“ resulting from the activity of physicians; said of any adverse condition in a patient resulting from treatment by a physician “
Bad outcomes occur in medicine hundreds, if not thousands, of times everyday. Medicine, for all of it’s advances, can only go so far. Diseases take their toll on the body past the point of recovery and even the most skilled physicians can’t always save the victims of trauma. This is understood and accepted by the medical community, that the reach of medicine only extends so far. But what happens when it is medicine, not disease, that results in the death of a patient? Worse, what if the death resulted from a perceived lapse in judgement?
I’m not a physician and with that I know that there are so many complex things about the body that I haven’t the slightest idea about. However, that doesn’t mean that I don’t have the competency to question a decision that might cost a patient their life.
A few days ago we had a patient who presented to the ER with complaints of right leg weakness and difficulty speaking. According to the patient and family, the symptoms started about 45 minutes previous while at a store. The difficulty speaking had seemed to have, at least for the moment, resolved itself while the weakness in their right leg continued. After obtaining a history, we learned that the patient had had multiple orthopedic surgeries on their right leg in the past year which had resulted in numerous complications including nerve and muscle damage, which probably contributed to the right leg weakness. The weakness, per the patient, had been a chronic problem that they felt got worse today (talk about a difficult historian) but regardless, they were still having this seemingly transient problem with their speech. While we were in the room even, the patient suddenly had difficulty forming words, even though they could clearly understand what they were saying. The episode only lasted two minutes and suddenly resolved.
To the physician, the nurse, and myself, it seemed that the patient was having TIAs (Transient Ischemic Attacks also known as “mini strokes”). After a completely negative stroke workup, including a normal CT scan of the head, the on call neurologist was called to come consult on the admission. After hearing about the patient on the phone, for some strange reason, the neurologist decided they wanted to administer tPA ( a very powerful fibrinolytic used in this case for ischemic strokes). This seemed troubling to us, seeing as how tPA is strongly contraindicated in TIAs because of the occurrence of hemorrhagic events in the brain. So, the ER physician asked the neurologist to come to the ER and evaluate the patient, and if they so wished, to administer the tPA themselves as they were the expert and it wasn’t something the ER physician agreed with.
To make a very long story a little bit shorter, the patient was given tPA directly by the neurologist. An hour later, they developed an intense headache, a nosebleed, and a sharp increase in blood pressure to 190s/100s. The physician ordered a CT scan and we actually went with the patient so we could look at the scans as quickly as possible. It wasn’t good. there were two areas of bleeding on the CT, with one of the bleeds causing a 9mm left-right mass effect. Almost as soon as we found that out, the patient started dropping their oxygen saturation, at which point they were quickly wheeled back to the ER and intubated. We called the neurologist and let her know what had happened and began preparing the patient for transfer because we currently don’t have a neurosurgeon. The patient’s family was distraught and most of them were crying intensely as the flight team took the patient out to the helipad, asking us how this could have happened and why did this medicine cause this. They were upset and confounded as to how 2 hours ago the patient was alive and now they were being kept alive by a ventilator.

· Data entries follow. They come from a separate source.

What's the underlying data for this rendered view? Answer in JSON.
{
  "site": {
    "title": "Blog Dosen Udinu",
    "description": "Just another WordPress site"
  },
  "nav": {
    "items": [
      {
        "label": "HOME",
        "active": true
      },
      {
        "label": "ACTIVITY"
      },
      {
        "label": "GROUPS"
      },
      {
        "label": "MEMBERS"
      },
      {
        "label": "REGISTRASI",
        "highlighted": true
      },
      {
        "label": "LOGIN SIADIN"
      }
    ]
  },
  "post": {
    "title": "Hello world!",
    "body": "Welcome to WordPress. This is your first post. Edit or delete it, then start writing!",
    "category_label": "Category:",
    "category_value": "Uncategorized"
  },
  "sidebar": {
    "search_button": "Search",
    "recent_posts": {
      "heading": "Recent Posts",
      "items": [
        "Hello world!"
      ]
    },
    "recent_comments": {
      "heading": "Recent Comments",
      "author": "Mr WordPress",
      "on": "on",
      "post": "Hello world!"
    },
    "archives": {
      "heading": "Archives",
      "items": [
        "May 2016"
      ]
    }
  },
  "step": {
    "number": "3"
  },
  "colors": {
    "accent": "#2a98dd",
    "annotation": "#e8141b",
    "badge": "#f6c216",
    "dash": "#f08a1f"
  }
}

The next day, the nurse called the accepting hospital to ask about the patient’s condition. They had died two hours before the nurse called.
There are several patients who I will never forget after I stop working at this hospital, and this patient is certainly at the top of the list. It’s an experience that will always teach me to be 100% confident in the decisions I make regarding patient’s lives, as the wrong decision can unfortunately take life away from them.
I think that what will stick with me the most, however, is that right before the patient got the tPA, they were having a perfectly normal conversation with their family. The very thing that was going to kill them was being administered into their IV, and they didn’t even know it.
I was going through my archives today and saw this post I made about a year ago. Every time I read this I feel like I still have something to learn from the experience.